The sequences were denoised using DADA2 [33] with default parameters except truncLen = c(299,280), trimLeft = c(20,17), and maxEE = c(2,6) in the function filterAndTrim(), and annotated using RDP-based annotation formatted for DADA2 [35]. Sequences which differed at least 20% from the expected sequence length were removed as well as singletons. One sample was removed due to experimental failure (103 input cells, 11 reads), leading to a total of 23 mock samples for decontamination analysis. Mock ASVs were defined as sequences matching a 362-bp-long subsection of the V1–V3 region of the expected sequences based on Sanger sequencing of individual mock taxa. Since Sanger sequencing produces only one read-out even in the case of different 16S copy variants per species, we tolerated ambiguous base calls and additionally accepted ASVs differing by up to 4 bp (Levenshtein distance) from expected ASVs. The final dataset of the “staggered mock A” consists of 361,651 reads (median 13,747 reads per mock sample, median 1226 reads in the negative controls) in 293 ASVs, of which 52 ASVs were classified as mock and 241 as contaminants.

Staggered mock community B

To validate our analyses in a second realistic mock community with an uneven community structure, we used a subset of the dataset published by Rauer & de Tomassi et al. [36]. The complete experimental design and data preparation methods can be found in the corresponding manuscript.

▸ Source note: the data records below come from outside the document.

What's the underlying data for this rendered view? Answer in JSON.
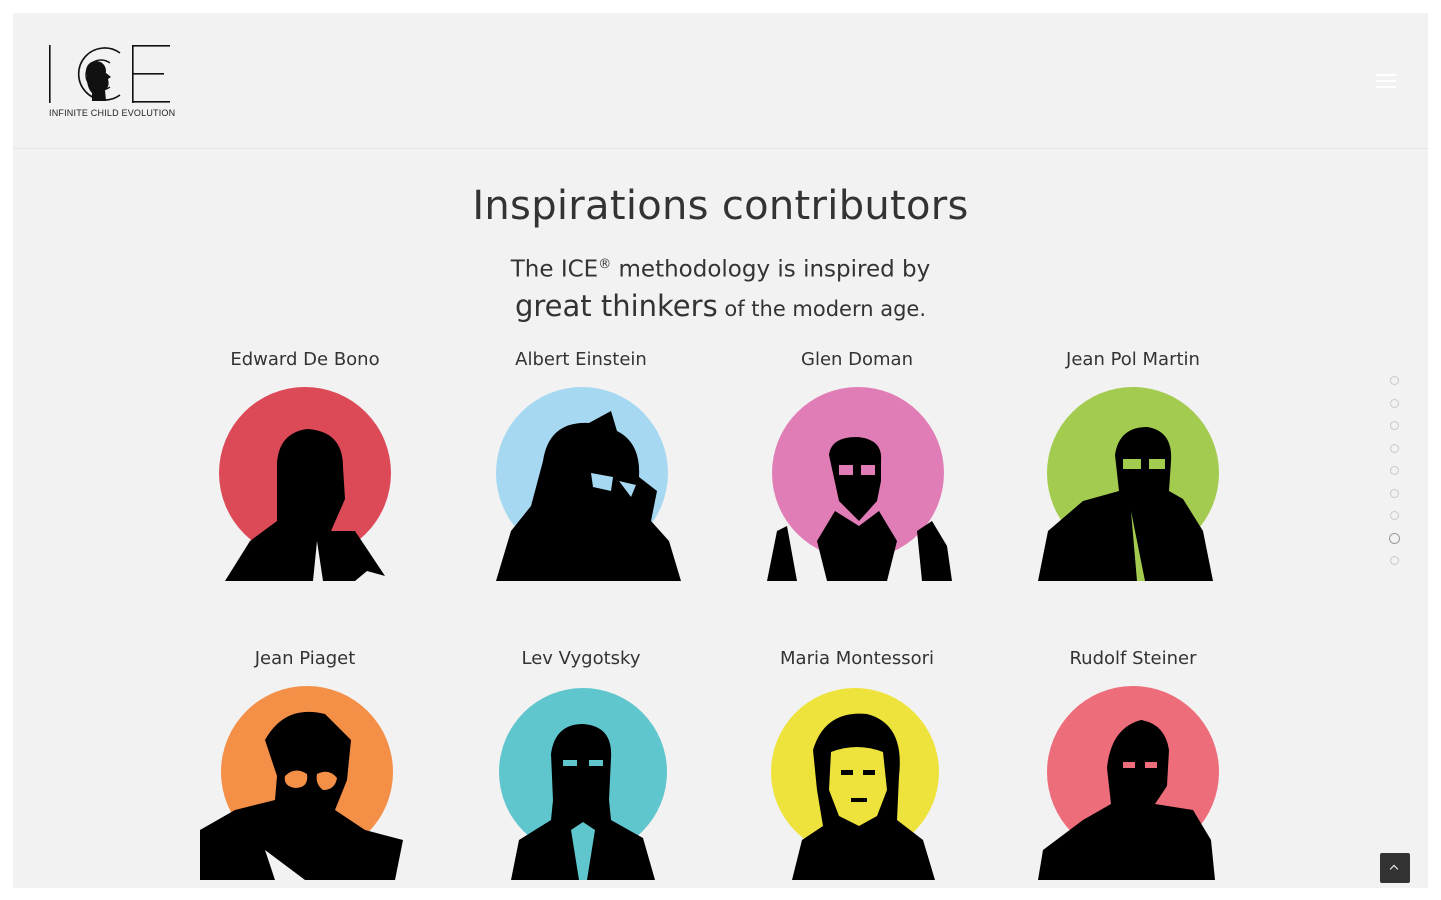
{
  "header": {
    "logo_text": "ICE",
    "logo_tagline": "INFINITE CHILD EVOLUTION",
    "menu_icon": "hamburger-menu-icon"
  },
  "section": {
    "title": "Inspirations contributors",
    "intro_part1": "The ICE",
    "intro_reg": "®",
    "intro_part2": " methodology is inspired by",
    "intro_emphasis": "great thinkers",
    "intro_part3": " of the modern age."
  },
  "contributors": [
    {
      "name": "Edward De Bono",
      "color": "#dc4a58"
    },
    {
      "name": "Albert Einstein",
      "color": "#a6d8f2"
    },
    {
      "name": "Glen Doman",
      "color": "#e17db6"
    },
    {
      "name": "Jean Pol Martin",
      "color": "#a3cb4f"
    },
    {
      "name": "Jean Piaget",
      "color": "#f48f47"
    },
    {
      "name": "Lev Vygotsky",
      "color": "#5fc6cd"
    },
    {
      "name": "Maria Montessori",
      "color": "#eee23c"
    },
    {
      "name": "Rudolf Steiner",
      "color": "#ee6d7b"
    }
  ],
  "side_nav": {
    "dot_count": 9,
    "active_index": 7
  },
  "back_to_top_icon": "chevron-up-icon"
}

Briefly, this study compared eight extraction protocols in three mock communities. Here, we used only a subset of eight samples of the three-species spike-in mock community D6321 (https://www.zymoresearch.de/collections/zymobiomics-microbial-community-standards/products/zymobiomics-spike-in-control-ii-low-microbial-load), which were processed using the ZymoResearch extraction buffer. The undiluted samples with 1.1 × 105 bacterial input cells were 1:20 diluted to 5.55 × 103 bacterial input cells, with each of the two dilutions present in four replicates. These replicates underwent different extraction kits and protocols, but shared the same extraction buffer that was associated with low-level contamination. Additionally, four pipeline negative controls (using the same extraction buffer) and two PCR controls were processed along with the samples. The V1–V3 region of the 16S rRNA gene was sequenced using the Illumina MiSeq® platform (Illumina Inc.). Mock ASVs were defined as sequences with Levenshtein distance ≤ 4 to any of the three reference 16S genes provided by ZymoResearch. We selected this subset of samples due to the presence of cross-contaminating mock ASVs in the negative controls, and refer to the dataset here as “staggered mock community B”. The staggered mock B had 195,279 reads (median 25,282 per mock sample, median 6616 reads in the pipeline negative controls). Of all 221 ASVs, 9 ASVs were classified as mock and 212 as contaminants.

Skin microbiome dataset

As a low-biomass environmental microbiome dataset, we chose a skin microbiome dataset published by Hülpüsch et al. [37]. The skin is a low-biomass environment (103 to 107 bacteria [38, 39]) and is therefore representative for an environment susceptible to contaminants. Via qPCR, a bacterial colonization of 106 cells was determined as published by De Tomassi et al. [40]. The longitudinal study investigated the skin microbiome of six healthy individuals and six atopic eczema (atopic dermatitis, AD) patients over the course of 8 weeks. The study was approved by the ethics committee of the Technical University of Munich (187/17S). Complete methods for data generation can be found in the original publication. Briefly, Illumina MiSeq® sequencing (Illumina Inc.) of the V1–V3 16S rRNA gene was performed. In contrast to the previous publication, the sequences were now denoised using DADA2 [33] with default parameters except truncLen = c(299,280), trimLeft = c(20,17), and maxEE = c(2,6) in the function filterAndTrim(), and annotated using AnnotIEM [41]. In total, 209 samples and 12 pipeline negative controls were analyzed (sequencing depth of samples > 5000 reads). The skin microbiome dataset consists of 4,836,304 reads and 21,541 ASVs.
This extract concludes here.